Em 2013, o plantel que iniciou a campanha da terceira colocação tinha, em média, 1,79 m de altura e 25 anos de idade. A diferença mais gritante, entretanto, está na bagagem acumulada. Entre os 14 nomes que então foram escalados por Ricardo Drubscky somavam-se 28 participações na elite, distribuídas entre oito jogadores.

E o perfil dificilmente vai mudar. A juventude é a característica mais evidente do grupo por filosofia da diretoria. Com poucas opções, o treinador pediu paciência com o time após um triunfo pelo placar mínimo e "muito sofrimento" contra os gaúchos.

Reforços de peso então, nem pensar. "Para um time como o Atlético, é difícil fazer grandes contratações. Portanto temos de mirar mais jogadores jovens do que jogadores com uma grande carreira", falou Portugal, em entrevista à RPC TV.

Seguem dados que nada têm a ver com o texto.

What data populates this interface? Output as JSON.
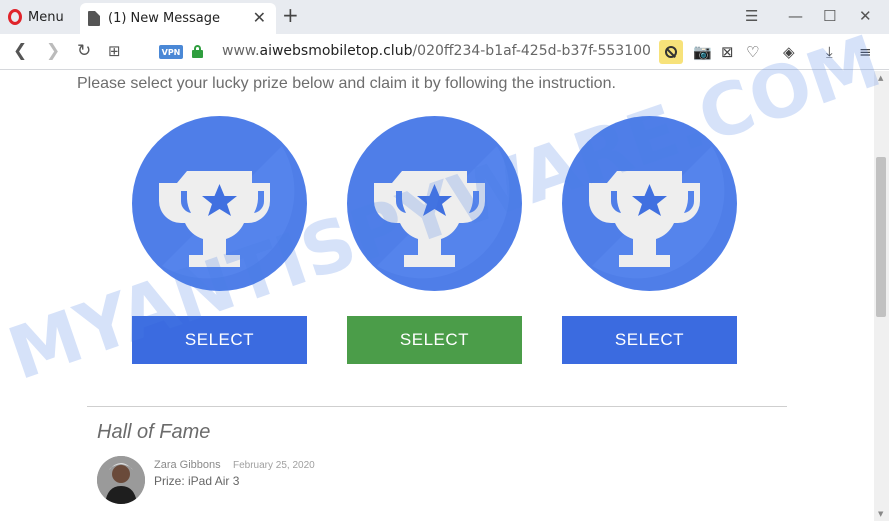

O lateral-esquerdo Natanael, 23 anos, serve de exemplo do modus operandi atleticano. Ele chegou ao CT do Caju no início do ano com currículo curto – só defendeu Cuiabá, Serra-ES e Operário-MT na carreira. Mesmo assim, virou titular de imediato. Investimento pequeno, salário baixo, mas grande potencial de retorno.

"A gente tem um time jovem, sim, mas guerreiro. É um time que todo mundo está querendo buscar o seu espaço, todo mundo está querendo crescer na vida. Isso faz a diferença em campo. O time tem bastante velocidade. Falta um pouco de maturidade", resumiu o lateral.

Para efeito de comparação, o atual campeão brasileiro Cruzeiro começou a Série A com uma equipe cuja média de idade é de 26,2 anos. Entre os titulares de Marcelo Oliveira, apenas dois tinham passagem pelas categorias de base do clube – quatro a menos do que no Atlético, que tem o promissor meia Marcos Guilherme, 18 anos, como dono da camisa 10. Além dele, Cleberson, Deivid, Éderson, Marcelo e San­­tos foram formados no CT ­­do Caju, e hoje são a cara do Atlético.